Senior HR and wider business leaders are both clearly focused on the short-term business priority of cost management. The challenge for HR is to balance the tension between responding to short-term cost imperatives and keeping longer-term people issues firmly on the agenda, as these are what will really make the difference to sustainable performance.

That’s according to a new research from the Chartered Institute of Personnel and Development (CIPD) based on a survey of 369 business leaders and 107 senior HR professionals. The report, HR Outlook: A variety of leader perspectives, reveals that although 64% of business leaders and 71% of HR professionals cited cost management as their top priority, when it comes to what keeps them awake at night, HR is more likely to be worrying about longer-term people issues. Most notably, leadership development (41% of HR respondents versus 18% business leaders) and talent development in line with future skills needs (27% HR versus 18% business).

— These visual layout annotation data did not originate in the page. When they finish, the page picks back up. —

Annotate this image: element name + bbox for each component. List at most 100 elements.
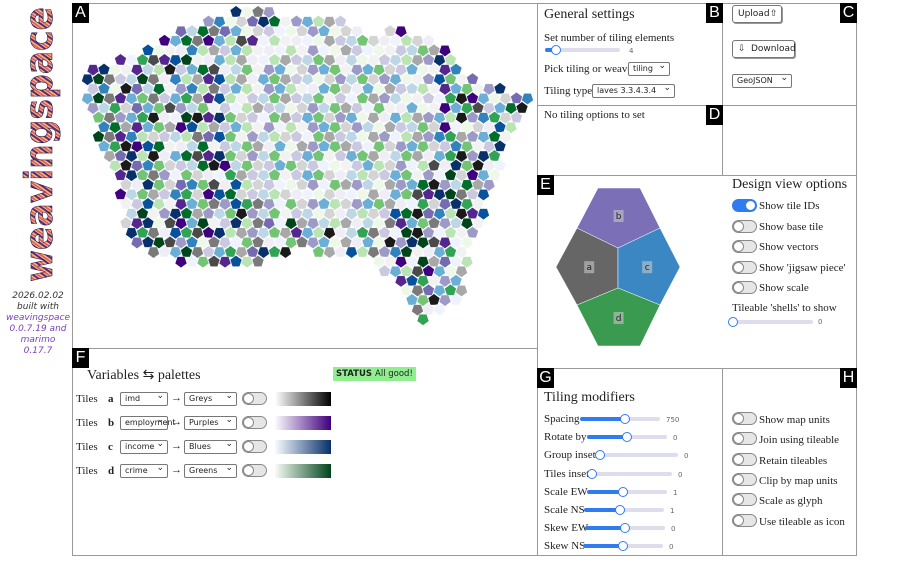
map-tile bbox=[477, 131, 490, 144]
map-tile bbox=[356, 34, 369, 46]
select[interactable]: imd bbox=[120, 390, 168, 406]
select[interactable]: laves 3.3.4.3.4 bbox=[592, 82, 675, 98]
map-tile bbox=[81, 73, 94, 86]
map-tile bbox=[174, 198, 188, 211]
map-tile bbox=[378, 34, 391, 46]
map-tile bbox=[279, 54, 292, 67]
map-tile bbox=[257, 93, 270, 105]
map-tile bbox=[290, 15, 303, 27]
map-tile bbox=[438, 256, 452, 269]
toggle[interactable] bbox=[732, 513, 757, 527]
slider-fill bbox=[585, 526, 625, 531]
map-tile bbox=[504, 121, 518, 134]
map-tile bbox=[81, 93, 94, 105]
map-tile bbox=[207, 101, 221, 114]
map-tile bbox=[196, 83, 210, 96]
toggle[interactable] bbox=[732, 412, 757, 425]
select[interactable]: employment bbox=[120, 414, 176, 430]
slider-knob[interactable] bbox=[615, 505, 625, 515]
button[interactable]: ⇩ Download bbox=[732, 40, 796, 58]
map-tile bbox=[367, 131, 380, 144]
toggle[interactable] bbox=[732, 219, 757, 233]
slider[interactable] bbox=[545, 45, 620, 55]
toggle[interactable] bbox=[242, 464, 267, 477]
toggle[interactable] bbox=[732, 472, 757, 486]
map-tile bbox=[130, 102, 144, 115]
select[interactable]: crime bbox=[120, 462, 168, 478]
map-tile bbox=[158, 168, 171, 181]
map-tile bbox=[284, 160, 298, 173]
select[interactable]: tiling bbox=[628, 60, 670, 76]
map-tile bbox=[488, 91, 501, 104]
slider-knob[interactable] bbox=[595, 450, 606, 461]
toggle[interactable] bbox=[242, 416, 267, 429]
toggle[interactable] bbox=[732, 199, 757, 212]
map-tile bbox=[317, 235, 331, 248]
slider-fill bbox=[580, 417, 625, 421]
map-tile bbox=[103, 93, 116, 105]
select[interactable]: income bbox=[120, 438, 168, 454]
toggle[interactable] bbox=[242, 440, 267, 453]
select[interactable]: GeoJSON bbox=[732, 72, 792, 88]
map-tile bbox=[389, 266, 402, 278]
toggle[interactable] bbox=[242, 392, 267, 405]
toggle[interactable] bbox=[732, 452, 757, 466]
slider-knob[interactable] bbox=[728, 317, 738, 327]
map-tile bbox=[422, 130, 435, 143]
map-tile bbox=[191, 54, 204, 67]
slider[interactable] bbox=[580, 414, 660, 424]
select[interactable]: Blues bbox=[184, 438, 237, 454]
map-tile bbox=[411, 73, 424, 86]
map-tile bbox=[427, 216, 441, 229]
map-tile bbox=[147, 169, 160, 182]
slider-knob[interactable] bbox=[551, 45, 562, 55]
map-tile bbox=[306, 121, 320, 134]
slider[interactable] bbox=[587, 486, 667, 497]
map-tile bbox=[389, 169, 402, 182]
button[interactable]: Upload ⇧ bbox=[732, 5, 782, 23]
slider[interactable] bbox=[587, 432, 667, 443]
slider-knob[interactable] bbox=[622, 432, 632, 443]
slider[interactable] bbox=[728, 317, 813, 327]
map-tile bbox=[268, 245, 281, 258]
map-tile bbox=[306, 83, 320, 96]
toggle[interactable] bbox=[732, 432, 757, 446]
map-tile bbox=[372, 83, 386, 96]
slider-knob[interactable] bbox=[618, 541, 628, 552]
slider[interactable] bbox=[595, 450, 678, 461]
toggle[interactable] bbox=[732, 281, 757, 294]
toggle[interactable] bbox=[732, 240, 757, 253]
map-tile bbox=[438, 83, 452, 96]
slider-knob[interactable] bbox=[587, 468, 597, 479]
map-tile bbox=[345, 35, 358, 48]
slider-knob[interactable] bbox=[618, 486, 628, 497]
map-tile bbox=[493, 139, 507, 152]
slider-knob[interactable] bbox=[620, 523, 630, 534]
map-tile bbox=[284, 26, 298, 38]
map-tile bbox=[301, 112, 314, 125]
map-tile bbox=[339, 82, 353, 95]
slider[interactable] bbox=[583, 541, 663, 552]
map-tile bbox=[213, 227, 226, 240]
map-tile bbox=[427, 293, 441, 306]
map-tile bbox=[499, 131, 512, 144]
slider[interactable] bbox=[584, 505, 664, 515]
map-tile bbox=[389, 227, 402, 240]
map-tile bbox=[405, 255, 419, 267]
slider[interactable] bbox=[587, 468, 672, 479]
map-tile bbox=[97, 101, 111, 114]
slider[interactable] bbox=[585, 523, 665, 534]
select[interactable]: Purples bbox=[184, 414, 237, 430]
toggle[interactable] bbox=[732, 493, 757, 507]
select[interactable]: Greys bbox=[184, 390, 237, 406]
map-tile bbox=[383, 82, 397, 95]
map-tile bbox=[361, 139, 375, 152]
select[interactable]: Greens bbox=[184, 462, 237, 478]
slider-knob[interactable] bbox=[619, 414, 630, 424]
map-tile bbox=[86, 64, 100, 77]
map-tile bbox=[394, 275, 408, 288]
map-tile bbox=[224, 168, 237, 181]
toggle[interactable] bbox=[732, 260, 757, 274]
map-tile bbox=[141, 101, 155, 114]
map-tile bbox=[235, 169, 248, 182]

Peter Cheese, CIPD chief executive, comments: “This is a time of real opportunity for HR. In what is often called the ‘current economic climate’, but would more accurately be called ‘the new normal’, businesses face many conflicting priorities, such as reducing costs at the same time as trying to increase employee engagement. This puts HR issues at the heart of the business agenda now more than ever. Business leaders are looking to HR for creative solutions to the challenges the business faces – but there still needs to be a solid and robust business case for action. Using metrics effectively to inform business decision-making is essential.”

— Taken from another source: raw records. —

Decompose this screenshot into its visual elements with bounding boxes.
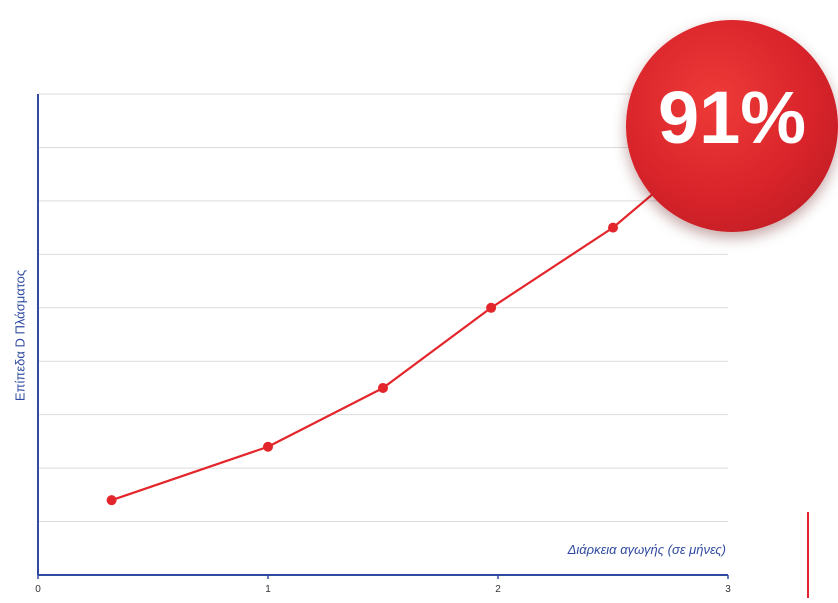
x-axis-label: Διάρκεια αγωγής (σε μήνες) bbox=[567, 542, 726, 557]
data-point bbox=[486, 302, 497, 313]
data-point bbox=[263, 441, 273, 452]
y-axis-label: Επίπεδα D Πλάσματος bbox=[12, 269, 28, 402]
series-line bbox=[111, 184, 665, 502]
x-tick-label: 2 bbox=[495, 584, 501, 595]
data-point bbox=[378, 382, 388, 393]
x-tick-label: 1 bbox=[265, 584, 271, 595]
x-tick-label: 0 bbox=[35, 584, 41, 595]
percentage-badge: 91% bbox=[626, 20, 838, 232]
badge-value: 91% bbox=[657, 76, 807, 159]
data-point bbox=[106, 495, 117, 506]
x-tick-label: 3 bbox=[725, 584, 731, 595]
data-point bbox=[608, 222, 618, 233]
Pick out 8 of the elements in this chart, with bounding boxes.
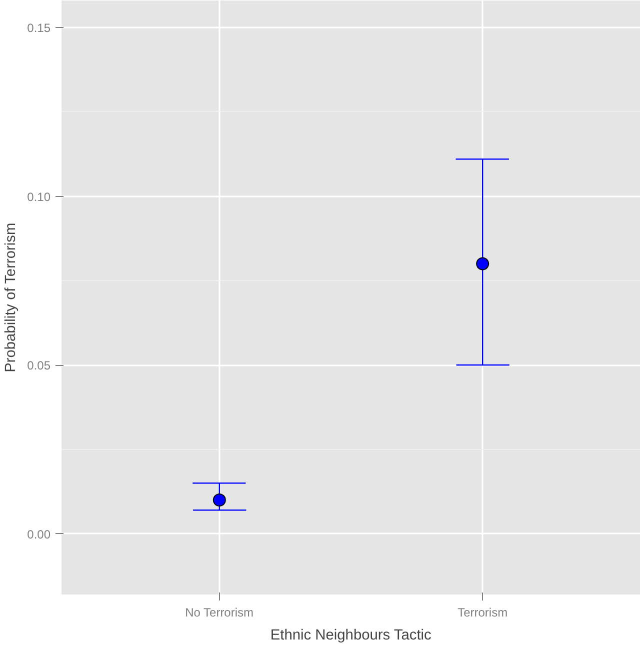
y-axis-title: Probability of Terrorism bbox=[3, 222, 20, 372]
x-tick-label: Terrorism bbox=[458, 606, 508, 620]
y-tick-label: 0.10 bbox=[27, 190, 51, 204]
y-tick-label: 0.15 bbox=[27, 21, 51, 35]
y-tick-label: 0.05 bbox=[27, 358, 51, 372]
y-tick-label: 0.00 bbox=[27, 527, 51, 542]
x-axis-title: Ethnic Neighbours Tactic bbox=[270, 628, 432, 644]
x-tick-label: No Terrorism bbox=[185, 606, 254, 620]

However, the research also found that many business leaders remain unconvinced about HR’s contribution to business performance, suggesting they are not currently demonstrating their strategic value as strongly as they could. HR is perceived by business leaders to be more involved in implementing strategy than in devising it. And worryingly, almost a fifth of business leaders say they don’t know what HR’s contribution to strategy is.

“It is clear that HR still has work to do in terms of increasing its visibility and impact and ultimately in demonstrating the organisational value they deliver,” Cheese continues. “HR needs to make better use of metrics to look forward, support and inform the business agenda, but HR leaders must also have the courage, and the business savvy, to effectively challenge and influence business leaders and strategies.”